Mit weiteren Verstärkungen neben Kolasinac rechnet der Schweizer jedenfalls zumindest in der kommenden Wochen erstmal nicht. Und doch hofft der 66-Jährige inständig: "Dass wir den einen oder anderen Spieler noch verpflichten, der Persönlichkeit hat." Es ist ein Indiz fast jeder Talfahrt Richtung Zweitklassigkeit, dass die letzte Hoffnung mit Einzelpersonen verknüpft ist. Da Gross dafür bei seiner Premiere nicht richtig taugte, ist nun der in Berlin noch nicht spielberechtigte Mittelfeldkämpfer Kolasinac dran. Der 27-Jährige war zuletzt bei Arsenal wie Kumpel und Ex-Schalker Mesut Özil aber schon lange aussortiert. "Jeder Zugang mit dieser Güteklasse tut uns gut", sagte Gross, und Schneider kündigte an: "Wir hoffen schon, dass er entscheidend helfen wird, den Karren aus dem Dreck zu ziehen."
Die Frage nach der am kommenden Samstag gegen 1899 Hoffenheim drohenden Einstellung des Negativrekords von Tasmania Berlin mit 31 sieglosen Liga-Spielen in Serie aus der Saison 1965/66 ließ Gross zunächst beschämt zu Boden schauen. Nach kurzer Bedenkzeit konterte er: "Es wird nicht der Fall sein." Seine propagierten Mittel klangen aber schon nach der Premiere nach Phrasen. Mehr "Effizienz" im Abschluss wolle er und schloss sein Sky-Interview mit der Standardfloskel "die Hoffnung stirbt zuletzt".
Woher die Hoffnung kommen soll, bleibt fraglich. Einen Negativrekord hat Tabellen-Schlusslicht Schalke schon. 39 Gegentore nach 14 Spieltagen gab es noch nie in der so stolzen Club-Historie. Nach vier Punkten zu diesem Saisonzeitpunkt schaffte bislang kein Club mehr den Klassenverbleib. Das Muster in Berlin glich vielen Schalke-Spielen. "Die ersten 30, 40 Minuten waren okay", stellte Gross zurecht fest.
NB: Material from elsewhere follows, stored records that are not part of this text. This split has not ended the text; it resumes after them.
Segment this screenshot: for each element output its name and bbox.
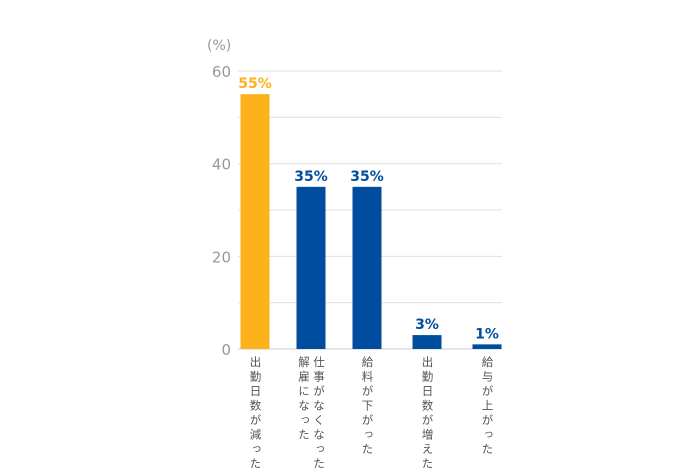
y-tick-label: 60 bbox=[212, 63, 231, 81]
bar bbox=[412, 335, 442, 349]
bar bbox=[240, 94, 270, 350]
data-label: 35% bbox=[350, 169, 384, 185]
data-label: 1% bbox=[475, 326, 499, 342]
data-label: 55% bbox=[238, 76, 272, 92]
y-axis-unit-label: (%) bbox=[207, 38, 232, 54]
x-tick-label: 給料が下がった bbox=[360, 356, 375, 458]
bar bbox=[352, 186, 382, 349]
x-tick-label: 出勤日数が減った bbox=[248, 356, 263, 472]
y-tick-label: 0 bbox=[221, 341, 231, 359]
y-tick-label: 20 bbox=[212, 248, 231, 266]
x-tick-label: 出勤日数が増えた bbox=[420, 356, 435, 472]
data-label: 35% bbox=[294, 169, 328, 185]
data-label: 3% bbox=[415, 317, 439, 333]
x-tick-label: 給与が上がった bbox=[480, 356, 495, 458]
bar bbox=[472, 344, 502, 349]
bar-chart: 0 20 40 60 55% 35% 35% 3% 1% bbox=[212, 63, 502, 359]
bar bbox=[296, 186, 326, 349]
y-tick-label: 40 bbox=[212, 156, 231, 174]
x-tick-label: 仕事がなくなった 解雇になった bbox=[297, 356, 326, 472]
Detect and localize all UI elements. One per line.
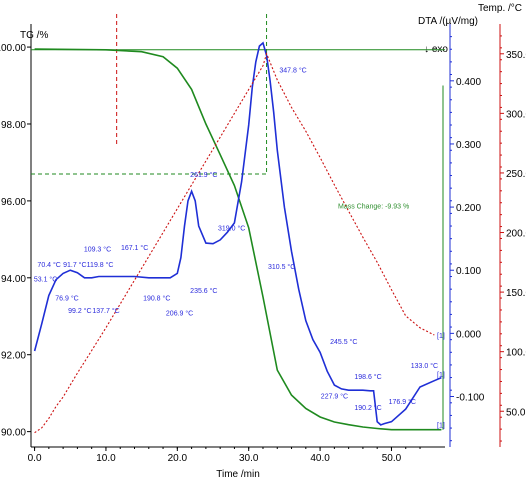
end-marker: [1] — [437, 423, 445, 430]
dta-tick-label: 0.200 — [456, 203, 481, 214]
peak-annotation: 109.3 °C — [84, 245, 111, 253]
dta-tick-label: 0.400 — [456, 77, 481, 88]
tg-axis-title: TG /% — [20, 30, 48, 41]
peak-annotation: 167.1 °C — [121, 244, 148, 252]
temp-tick-label: 100.0 — [506, 348, 526, 359]
peak-annotation: 235.6 °C — [190, 287, 217, 295]
dta-tick-label: 0.100 — [456, 266, 481, 277]
peak-annotation: 76.9 °C — [55, 295, 78, 303]
x-tick-label: 0.0 — [28, 453, 42, 464]
peak-annotation: 137.7 °C — [92, 307, 119, 315]
peak-annotation: 190.2 °C — [354, 404, 381, 412]
dta-tick-label: 0.000 — [456, 329, 481, 340]
x-tick-label: 10.0 — [96, 453, 116, 464]
tg-tick-label: 96.00 — [1, 197, 26, 208]
tg-tick-label: 98.00 — [1, 120, 26, 131]
tg-tick-label: 100.00 — [0, 43, 26, 54]
peak-annotation: 119.8 °C — [87, 261, 114, 269]
peak-annotation: 261.9 °C — [190, 171, 217, 179]
end-marker: [1] — [437, 333, 445, 340]
dta-tick-label: -0.100 — [456, 392, 485, 403]
peak-annotation: 198.6 °C — [354, 373, 381, 381]
series-dta-line — [33, 41, 442, 426]
x-tick-label: 40.0 — [310, 453, 330, 464]
temp-axis-title: Temp. /°C — [478, 3, 522, 14]
tg-tick-label: 94.00 — [1, 274, 26, 285]
tg-tick-label: 92.00 — [1, 351, 26, 362]
temp-tick-label: 200.0 — [506, 229, 526, 240]
dta-tick-label: 0.300 — [456, 140, 481, 151]
peak-annotation: 91.7 °C — [63, 261, 86, 269]
peak-annotation: 310.5 °C — [268, 263, 295, 271]
x-tick-label: 30.0 — [239, 453, 259, 464]
peak-annotation: 347.8 °C — [279, 67, 306, 75]
dta-axis-title: DTA /(µV/mg) — [418, 16, 478, 27]
peak-annotation: 206.9 °C — [166, 310, 193, 318]
peak-annotation: 190.8 °C — [143, 295, 170, 303]
series-tg-line — [34, 48, 442, 431]
temp-tick-label: 300.0 — [506, 109, 526, 120]
temp-tick-label: 150.0 — [506, 288, 526, 299]
peak-annotation: 319.0 °C — [218, 224, 245, 232]
peak-annotation: 70.4 °C — [37, 261, 60, 269]
peak-annotation: 53.1 °C — [34, 276, 57, 284]
temp-tick-label: 250.0 — [506, 169, 526, 180]
tg-tick-label: 90.00 — [1, 428, 26, 439]
peak-annotation: 227.9 °C — [321, 392, 348, 400]
temp-tick-label: 50.0 — [506, 407, 526, 418]
temp-tick-label: 350.0 — [506, 50, 526, 61]
peak-annotation: 176.9 °C — [389, 398, 416, 406]
x-tick-label: 20.0 — [168, 453, 188, 464]
end-marker: [1] — [437, 372, 445, 379]
x-axis-title: Time /min — [216, 469, 260, 480]
peak-annotation: 99.2 °C — [68, 307, 91, 315]
series-temp-line — [34, 52, 435, 434]
peak-annotation: 245.5 °C — [330, 338, 357, 346]
x-tick-label: 50.0 — [382, 453, 402, 464]
mass-change-label: Mass Change: -9.93 % — [338, 204, 409, 211]
peak-annotation: 133.0 °C — [411, 362, 438, 370]
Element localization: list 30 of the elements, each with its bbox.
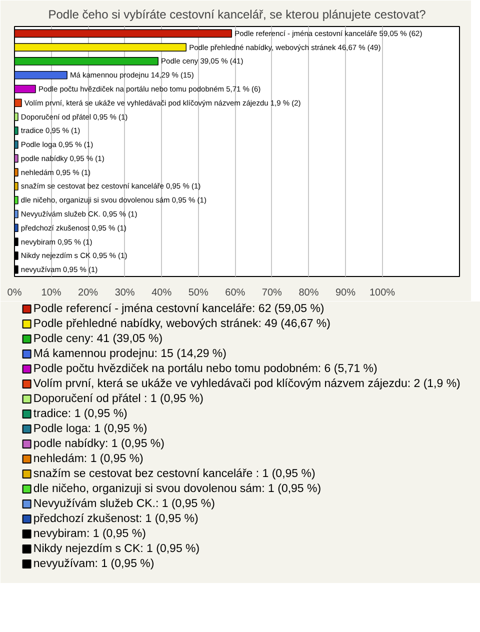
legend-label: snažím se cestovat bez cestovní kanceláře : 1 (0,95 %) [33, 468, 316, 480]
x-tick-label: 40% [152, 288, 172, 298]
legend-label: Podle počtu hvězdiček na portálu nebo tomu podobném: 6 (5,71 %) [33, 363, 378, 375]
legend-label: Podle ceny: 41 (39,05 %) [33, 333, 163, 345]
legend-label: nevybiram: 1 (0,95 %) [33, 528, 146, 540]
x-tick-label: 100% [369, 288, 396, 298]
x-tick-label: 70% [262, 288, 282, 298]
legend-label: Podle referencí - jména cestovní kanceláře: 62 (59,05 %) [33, 303, 324, 315]
x-tick-label: 50% [188, 288, 208, 298]
x-tick-label: 90% [335, 288, 356, 298]
legend-label: Podle loga: 1 (0,95 %) [33, 423, 148, 435]
legend-label: tradice: 1 (0,95 %) [33, 408, 128, 420]
x-tick-label: 10% [41, 288, 62, 298]
x-tick-label: 0% [7, 288, 22, 298]
legend-label: Nikdy nejezdím s CK: 1 (0,95 %) [33, 543, 200, 555]
legend-label: nevyužívam: 1 (0,95 %) [33, 558, 154, 570]
legend-label: Má kamennou prodejnu: 15 (14,29 %) [33, 348, 227, 360]
legend-label: Podle přehledné nabídky, webových stránek: 49 (46,67 %) [33, 318, 331, 330]
legend-label: nehledám: 1 (0,95 %) [33, 453, 144, 465]
x-tick-label: 30% [114, 288, 135, 298]
legend-label: dle ničeho, organizuji si svou dovolenou sám: 1 (0,95 %) [33, 483, 322, 495]
legend-label: podle nabídky: 1 (0,95 %) [33, 438, 165, 450]
chart-title: Podle čeho si vybíráte cestovní kancelář, se kterou plánujete cestovat? [48, 8, 426, 22]
legend-label: Volím první, která se ukáže ve vyhledávači pod klíčovým názvem zájezdu: 2 (1,9 %) [33, 378, 461, 390]
legend-label: Doporučení od přátel : 1 (0,95 %) [33, 393, 204, 405]
x-tick-label: 20% [78, 288, 98, 298]
legend-label: předchozí zkušenost: 1 (0,95 %) [33, 513, 199, 525]
x-tick-label: 60% [225, 288, 246, 298]
x-tick-label: 80% [298, 288, 319, 298]
legend-label: Nevyužívám služeb CK.: 1 (0,95 %) [33, 498, 216, 510]
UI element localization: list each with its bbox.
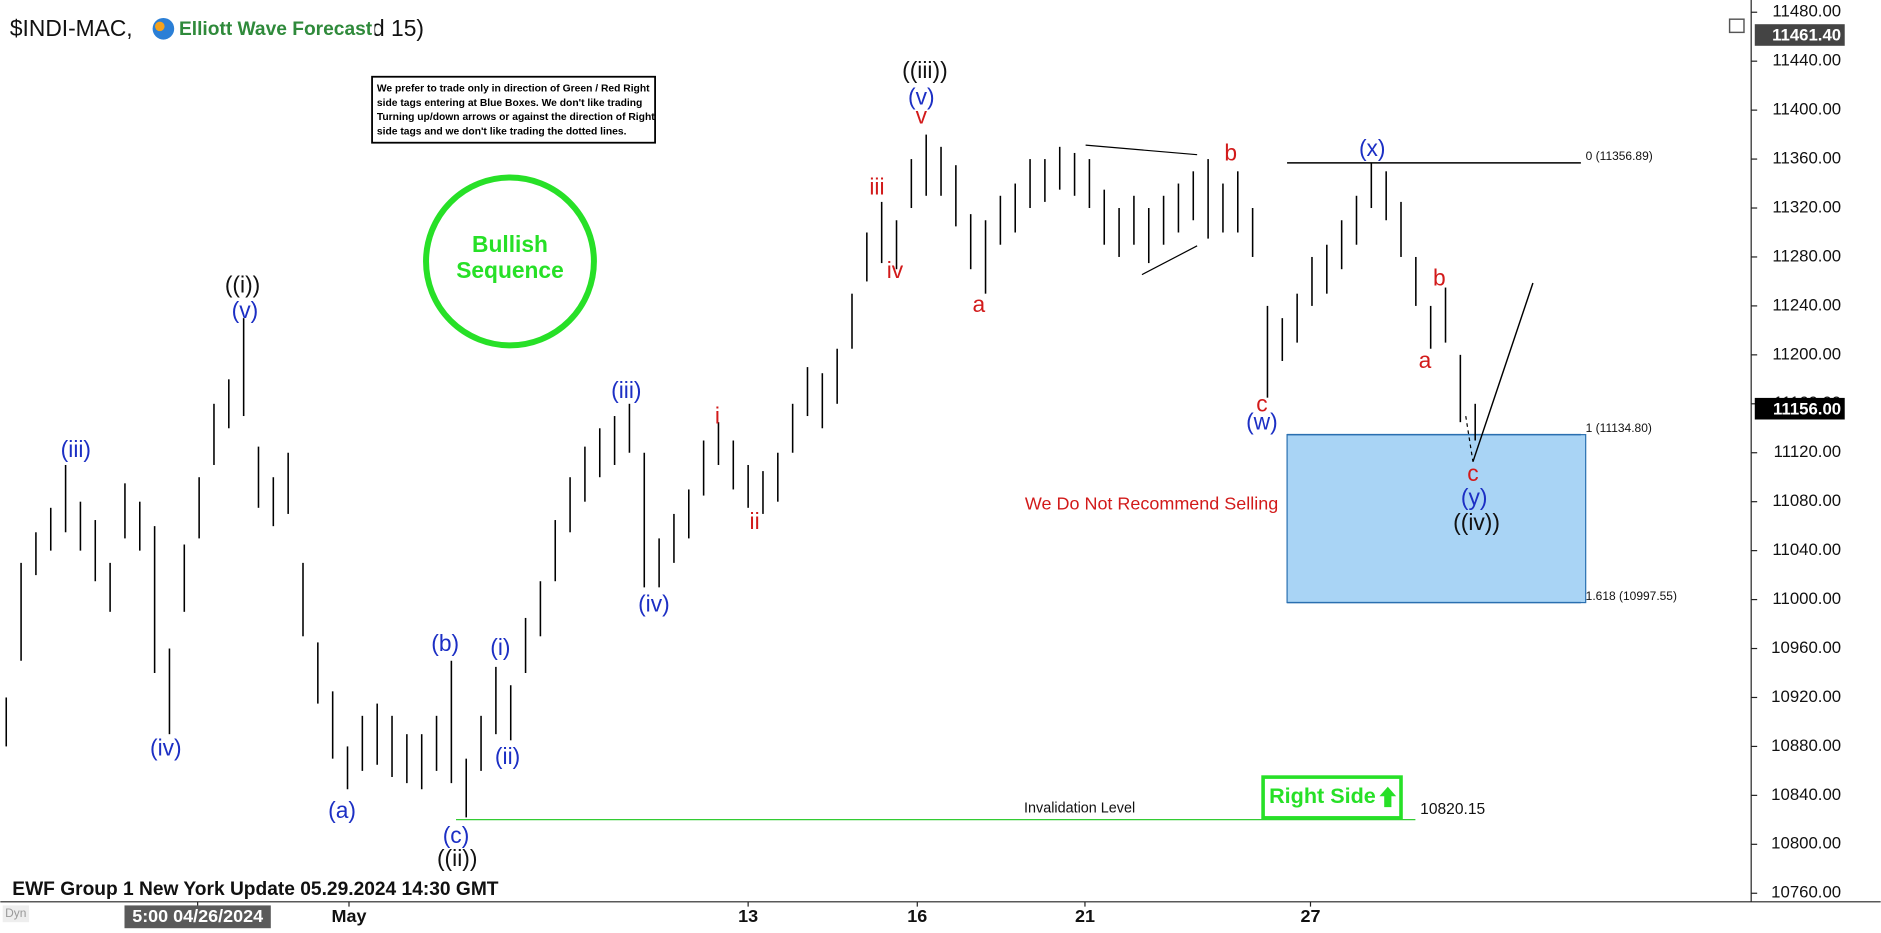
price-marker-label: 11156.00 <box>1773 399 1841 418</box>
crosshair-time-box <box>124 905 271 929</box>
wave-label: b <box>1224 140 1237 166</box>
x-tick-label: 16 <box>907 906 927 926</box>
corner-text: Dyn <box>5 906 26 920</box>
triangle-line <box>1141 245 1198 276</box>
x-tick-label: 5:00 04/26/2024 <box>132 906 263 926</box>
y-tick-label: 11440.00 <box>1772 51 1841 70</box>
title-suffix: d 15) <box>372 15 424 41</box>
wave-label: (v) <box>908 83 935 109</box>
y-tick-label: 11320.00 <box>1772 197 1841 216</box>
y-tick-label: 10800.00 <box>1771 834 1841 853</box>
wave-label: (iii) <box>61 436 91 462</box>
price-marker-box <box>1754 24 1845 46</box>
y-tick-label: 10960.00 <box>1771 638 1841 657</box>
triangle-line <box>1085 144 1198 156</box>
wave-label: v <box>916 103 928 129</box>
y-tick-label: 11240.00 <box>1772 295 1841 314</box>
disclaimer-box <box>371 75 656 144</box>
wave-label: ((iv)) <box>1453 509 1500 535</box>
wave-label: b <box>1433 264 1446 290</box>
wave-label: a <box>973 291 986 317</box>
wave-label: (x) <box>1359 135 1386 161</box>
x-tick-label: 27 <box>1300 906 1320 926</box>
y-tick-label: 10760.00 <box>1771 883 1841 902</box>
logo-icon <box>155 21 165 32</box>
wave-label: ((ii)) <box>437 845 477 871</box>
y-tick-label: 11000.00 <box>1772 589 1841 608</box>
wave-label: (iv) <box>638 591 670 617</box>
right-side-tag <box>1261 775 1403 820</box>
wave-label: (y) <box>1461 484 1488 510</box>
y-tick-label: 10880.00 <box>1771 736 1841 755</box>
invalidation-text: Invalidation Level <box>1024 801 1135 817</box>
blue-box <box>1286 434 1587 604</box>
x-tick-label: 13 <box>738 906 758 926</box>
right-side-text: Right Side <box>1269 783 1376 808</box>
wave-label: ((i)) <box>225 272 260 298</box>
footer: EWF Group 1 New York Update 05.29.2024 1… <box>12 879 498 900</box>
disclaimer-line: Turning up/down arrows or against the di… <box>377 112 655 123</box>
x-tick-label: 21 <box>1075 906 1095 926</box>
wave-label: ii <box>750 508 760 534</box>
wave-label: (ii) <box>495 743 520 769</box>
disclaimer-line: side tags entering at Blue Boxes. We don… <box>377 98 642 109</box>
logo-text: Elliott Wave Forecast <box>179 19 373 40</box>
wave-label: c <box>1256 390 1267 416</box>
y-tick-label: 11400.00 <box>1772 100 1841 119</box>
wave-label: i <box>715 402 720 428</box>
fib-label: 0 (11356.89) <box>1586 149 1653 163</box>
right-side-arrow <box>1379 786 1397 808</box>
fib-label: 1 (11134.80) <box>1586 421 1652 435</box>
wave-label: (w) <box>1246 408 1278 434</box>
corner-badge <box>2 905 30 923</box>
y-tick-label: 10920.00 <box>1771 687 1841 706</box>
price-marker-label: 11461.40 <box>1772 26 1841 45</box>
y-tick-label: 11080.00 <box>1772 491 1841 510</box>
wave-label: (b) <box>431 630 459 656</box>
x-tick-label: May <box>332 906 367 926</box>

Jeder Gegentreffer wirkt aber wie ein K.o.-Schlag für die verunsicherte Mannschaft. Die Hertha-Torschützen Mattéo Guendouzi (36. Minute), Jhon Cordoba (52.) und Krzysztof Piatek (80.) trafen Schalke ins Mark. Gross selbst stand mit seinem ganzen Habitus im Olympiastadion nicht für den ersehnten Aufbruch. Die Hände fast das ganze Spiel in den Hosentaschen vergraben wirkte er mehr wie ein grübelnder Beobachter, denn wie ein Kommunikator oder Motivator, den die Mannschaft sicher bräuchte. Ob sein Image als harter Hund reicht?
Auch das von Gross verkündete Wochenprogramm klang nicht nach einem Wandel. Am Dienstag soll das Team wieder zum Training zusammenkommen. Veränderungen in den Abläufen plant Gross nicht.